Por: Rosa Lopez
La depresión, la ansiedad y el suicidio representan un desafío creciente para la salud mental adolescente y preocupan a expertos y familias.
La depresión, la ansiedad y el suicidio se han convertido en un reto urgente para la salud mental adolescente.
Cada vez más jóvenes enfrentan problemas emocionales que afectan su bienestar y desarrollo.
Las señales suelen pasar desapercibidas hasta que el problema se agrava.
Aumento de la depresión y la ansiedad
Especialistas advierten un incremento sostenido de casos de depresión y ansiedad en adolescentes.
Factores como la presión social, el uso excesivo de redes sociales y las secuelas de la pandemia influyen en este deterioro.
Muchos jóvenes no buscan ayuda a tiempo.
El suicidio como alerta extrema
El suicidio es una de las principales causas de muerte entre adolescentes en varios países.
Las conductas de riesgo y los pensamientos suicidas reflejan una falta de apoyo emocional y acceso a atención adecuada.
La prevención sigue siendo un gran desafío.

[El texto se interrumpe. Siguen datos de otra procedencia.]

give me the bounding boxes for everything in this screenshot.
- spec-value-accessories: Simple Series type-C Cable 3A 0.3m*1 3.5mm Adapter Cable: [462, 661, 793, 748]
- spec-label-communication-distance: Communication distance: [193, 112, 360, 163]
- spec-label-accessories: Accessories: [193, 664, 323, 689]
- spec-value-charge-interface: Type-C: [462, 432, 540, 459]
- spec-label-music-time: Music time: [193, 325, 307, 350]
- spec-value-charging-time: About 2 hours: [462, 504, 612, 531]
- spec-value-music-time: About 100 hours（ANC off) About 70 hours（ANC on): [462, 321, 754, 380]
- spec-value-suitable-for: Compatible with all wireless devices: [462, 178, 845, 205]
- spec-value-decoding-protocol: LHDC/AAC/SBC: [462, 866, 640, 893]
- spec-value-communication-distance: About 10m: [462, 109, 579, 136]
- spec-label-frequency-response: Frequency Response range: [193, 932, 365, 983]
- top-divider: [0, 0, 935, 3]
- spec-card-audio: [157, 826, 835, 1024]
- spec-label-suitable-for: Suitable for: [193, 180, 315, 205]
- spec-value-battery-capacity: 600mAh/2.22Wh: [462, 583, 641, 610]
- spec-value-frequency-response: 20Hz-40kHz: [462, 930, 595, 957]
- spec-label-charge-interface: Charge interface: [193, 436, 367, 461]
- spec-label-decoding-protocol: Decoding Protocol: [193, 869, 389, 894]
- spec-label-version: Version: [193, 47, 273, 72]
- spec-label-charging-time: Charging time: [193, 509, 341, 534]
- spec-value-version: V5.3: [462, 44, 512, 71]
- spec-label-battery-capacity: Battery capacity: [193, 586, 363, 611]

Familias y escuelas en primera línea
Padres, docentes y orientadores cumplen un rol clave en la detección temprana.
Escuchar, acompañar y actuar puede marcar la diferencia en la vida de un adolescente.
La educación emocional sigue siendo limitada.
Urge fortalecer la atención en salud mental
Expertos coinciden en la necesidad de ampliar servicios de salud mental para jóvenes.
La prevención, el acompañamiento y la atención oportuna son fundamentales.
La salud mental adolescente debe ser una prioridad pública.